War and prison made Etheridge—but Gwendolyn made Etheridge matter. Without her descending hand in ’68 there might not have been a Pulitzer in ’73.
In so many words, A. Van Jordan said poets write the history books. Nobody here would dare claim to be worthy of a Gwendolyn co-sign or a Norton blessing – we’re not asking for a literary gimmie here. That said, there is however, an activation void persisting in the chasm between those who hold the enabling power of distribution and those of us swimming motherless in the womb of a beast that never intends for us to be born again. A most definitive carceral rhyme book of verses is crouched in the corner of every prison’s dojo awaiting discovery by a literary archeologist who likely won’t ever come looking for it. Ours is a buried treasure begging to be unearthed and rocked live and out loud in unapologetic living color.
Civil death will lurk like a buzzard until somebody murders the scarecrow.
Most importantly, stakeholders engaging with free world persons in conversations about possibility and centering those exchanges in places our community can consume them is an active step that can frame us as being worthy of that engagement in the eyes, minds and hearts of our youngest residents. Therein lies the imprinting power – it’s an enabling construct of us becoming the very freedom we imagine, though too few have thought experimented what that sort of normalization might look like if scaled.
We have.
Kendrick warns us to “Sit down. Be humble.” We ask that those of you who make a living writing, speaking and teaching about us to perhaps consider “looking down” for a moment. You might notice that while you were talking about, over and past us, you were doing so without us. Sooner or later, if those who aren’t truly justice-impacted and never stood for count don’t enable our participation, they become part of the dead weight problem that stands between us and the full-throated normalization of our participatory agency. We aren’t formerly incarcerated – we’re currently confined. We require a special sort of jet fuel to fly through rare air.

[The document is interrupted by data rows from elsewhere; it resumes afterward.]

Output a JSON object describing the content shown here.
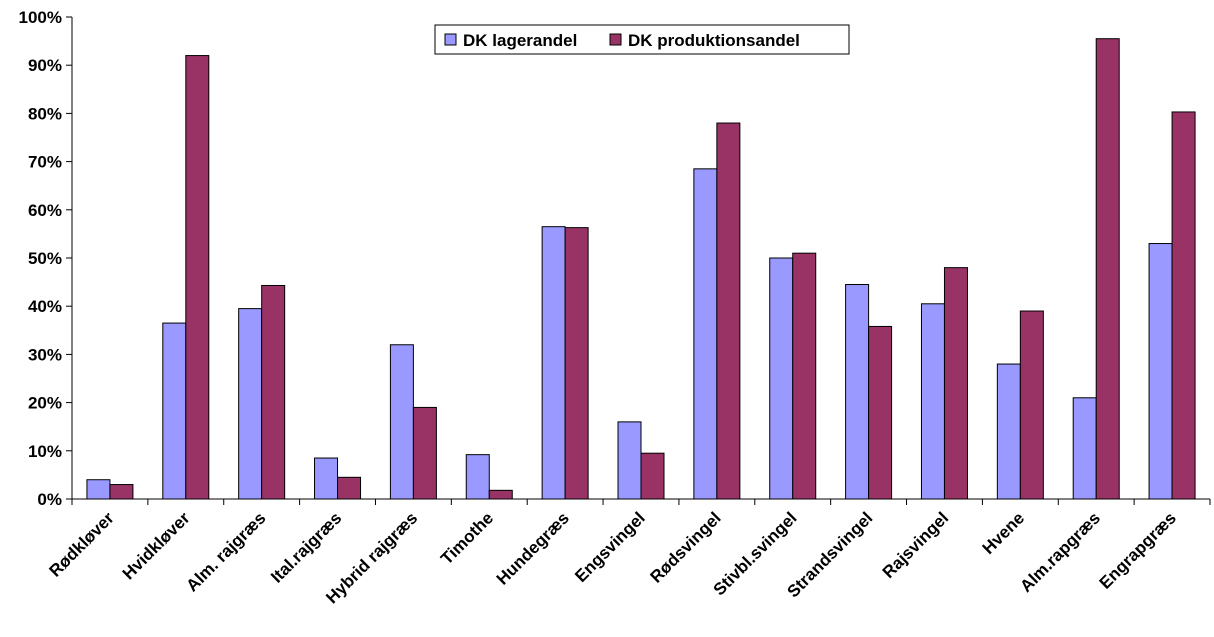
{
  "chart_data": {
    "type": "bar",
    "categories": [
      "Rødkløver",
      "Hvidkløver",
      "Alm. rajgræs",
      "Ital.rajgræs",
      "Hybrid rajgræs",
      "Timothe",
      "Hundegræs",
      "Engsvingel",
      "Rødsvingel",
      "Stivbl.svingel",
      "Strandsvingel",
      "Rajsvingel",
      "Hvene",
      "Alm.rapgræs",
      "Engrapgræs"
    ],
    "series": [
      {
        "name": "DK lagerandel",
        "color": "#9999ff",
        "values": [
          4,
          36.5,
          39.5,
          8.5,
          32,
          9.2,
          56.5,
          16,
          68.5,
          50,
          44.5,
          40.5,
          28,
          21,
          53
        ]
      },
      {
        "name": "DK produktionsandel",
        "color": "#993366",
        "values": [
          3,
          92,
          44.3,
          4.5,
          19,
          1.8,
          56.3,
          9.5,
          78,
          51,
          35.8,
          48,
          39,
          95.5,
          80.3
        ]
      }
    ],
    "ylim": [
      0,
      100
    ],
    "yticks": [
      "0%",
      "10%",
      "20%",
      "30%",
      "40%",
      "50%",
      "60%",
      "70%",
      "80%",
      "90%",
      "100%"
    ],
    "grid": false,
    "legend_position": "top-center",
    "title": "",
    "xlabel": "",
    "ylabel": ""
  }
}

Does anybody really believe there are no redeeming exemplars of art trapped in the captive bodies standing in the shadow of a gun tower? Does anybody think that those of us who have been ripped from the soil and born convicted have nothing to offer humanity except the number they swapped out for our names and used to securitize and commodify our value on Wall Street? Does anybody who understands the power of art really think that we don’t?
Wherever you are when this reaches you Elizabeth, please know that some of us are quietly building a future we readily imagine using the many gifts you have already sent our way. Yours is a uniquely humane concern for those of us not of your family, but orphaned and re-mothered by the surrogacy of your “very keen eye” just the same. We see you. We thank you. We cherish these gifts and promise to take care of the rudder of our tiny boat – we’re attaching sails! Books. Music. Art. Poetry. Journalism. It’s all historical record. We’re authoring it, one bar, verse and article at a time.
One day we hope to get to write a chapter with you.
For those who still can’t imagine the freedom we’re talking about, please check the byline playing tag with 2.2M readers standing on the Vanguard digital sandbar.
That’s us whispering through the void a collective silent scream: “we are alive and looking back at you.”